I'm also unsure how the alphaSum beta value and number of iterations will affect the generated model.

On the other side I'm using the ParallelTopicModel to create an inferred topic distribution.

TopicInferencer topicInferencer = parallelTopicModel.getInferencer();
String document = //arbitrary text not in trained model
//following the format I found in SimpleFileLineIterator to create an Instance out of a document
Instance instance = new Instance(document, null, new URI("array:" + 1), null);
InstanceList instanceList = new InstanceList(serialPipes); //same SerialPipes used to create the InstanceList used for the ParallelTopicModel
instanceList.addThruPipe(instance);

//this should return the array of topicIDs and the match value
//[topicId] = 0.5 //match value
double[] topicDistribution = 
topicInferencer.getSampledDistribution(instanceList.get(0), //extract text
    2000, //same iteration count used in the model
     1, //todo: thinning, not sure what this does
     5 //todo: burnIn, not sure what this does
);

//returns a sorted list of the top 5 topic IDs
//this should be the index of the largest values in the returned topicDistribution
List<Integer> topIndexes = topIndexes(topicDistribution, 5); //top 5 topic indexes

//list topics and sorted keywords
ArrayList<TreeSet<IDSorter>> sortedWords = parallelTopicModel.getSortedWords();

//loop over the top indexes
topIndexes.forEach(index -> {
    IDSorter idSorter = sortedWords.get(index).first(); //should hopefully be the first keyword in each topic
    //not sure what alphabet I should use here or if it really matters?
    //I passed in the alphabet from the original instance list as well as the one contained on our model
    Object result = parallelTopicModel.getAlphabet().lookupObject(idSorter.getID());
    double weight = idSorter.getWeight();

    String formattedResult = String.format("%s:%.0f", result, weight);
    //I should now have a relevant keyword and a weight in my result
});

I have a similar set of questions here, first I'm not entirely sure if this overall approach is event correct.

I'm also not sure what Alphabet I should be using, the one from my InstanceList used to generate the ParallelTopicModel or the one obtained directly from the ParallelTopicModel.

I know this is a fairly involved question but any insight would be greatly appreciated!


Solution

  • alphaSum and beta: These control how concentrated you want your estimated doc-topic and topic-word distributions. Smaller values encourage more concentrated distributions, and less movement. Larger values encourage flatter, more uniform distributions, with more movement. In physics terms, think "high energy" vs. "low energy".

    1.0 for alphaSum is on the low end, 5.0 might be safer. 0.01 for beta is almost always fine. It doesn't matter a lot because you're using hyperparameter optimization (setOptimizeInterval). This will fit the alpha values based on the topics estimated. You might also want to set the burn-in period to something smaller than the default, like 25. This is the number of sweeps through the data before you start optimizing.

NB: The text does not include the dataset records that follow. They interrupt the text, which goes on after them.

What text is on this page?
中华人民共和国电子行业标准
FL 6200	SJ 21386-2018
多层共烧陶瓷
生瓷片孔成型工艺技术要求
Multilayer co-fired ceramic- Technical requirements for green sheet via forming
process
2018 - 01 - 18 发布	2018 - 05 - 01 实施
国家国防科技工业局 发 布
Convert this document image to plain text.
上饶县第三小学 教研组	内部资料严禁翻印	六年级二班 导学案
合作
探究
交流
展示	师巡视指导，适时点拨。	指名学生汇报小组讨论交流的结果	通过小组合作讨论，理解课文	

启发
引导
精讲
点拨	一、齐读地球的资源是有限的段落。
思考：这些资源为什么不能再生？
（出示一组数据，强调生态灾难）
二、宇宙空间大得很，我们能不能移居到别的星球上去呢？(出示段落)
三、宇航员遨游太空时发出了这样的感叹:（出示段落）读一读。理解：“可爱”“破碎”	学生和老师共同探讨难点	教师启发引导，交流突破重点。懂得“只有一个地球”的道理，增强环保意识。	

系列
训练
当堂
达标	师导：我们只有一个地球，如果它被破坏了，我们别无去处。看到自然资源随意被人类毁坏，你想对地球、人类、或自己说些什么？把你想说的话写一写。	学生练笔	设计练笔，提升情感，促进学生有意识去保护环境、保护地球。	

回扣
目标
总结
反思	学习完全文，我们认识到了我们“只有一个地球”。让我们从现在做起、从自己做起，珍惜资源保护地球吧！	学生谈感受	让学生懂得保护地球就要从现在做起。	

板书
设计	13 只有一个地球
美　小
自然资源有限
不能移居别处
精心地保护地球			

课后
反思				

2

    Number of topics: 5000 is a lot even for 250k text segments. I'd start with 500. With hyperparameter optimization you will get a few large, general topics and lots of small, specific topics. My guess is that with 5000 topics a large number of them -- at least half -- will be essentially empty. That's good in one way, because it means the model is adaptively choosing its topic limit. But it will also mean that you have topics with very little data support that will look like random words. It will also cause problems at inference time: if the model sees a document that doesn't really fit any "real" topic it can put it into an empty topic.

    Inference: 2000 iterations is way too much for inferring topic distributions for new documents. 10 should be enough. Sampling topics for one document given a fixed, already-learned model is much easier than learning a model from scratch. The resulting distribution is the average over several sampling states. It will ignore burnin states at the beginning, and skip thinning states between saved samples after that.

    The alphabet shouldn't matter. You can assume that the same id will result in the same string. If the training alphabet and the testing alphabet aren't compatible, inference wouldn't work.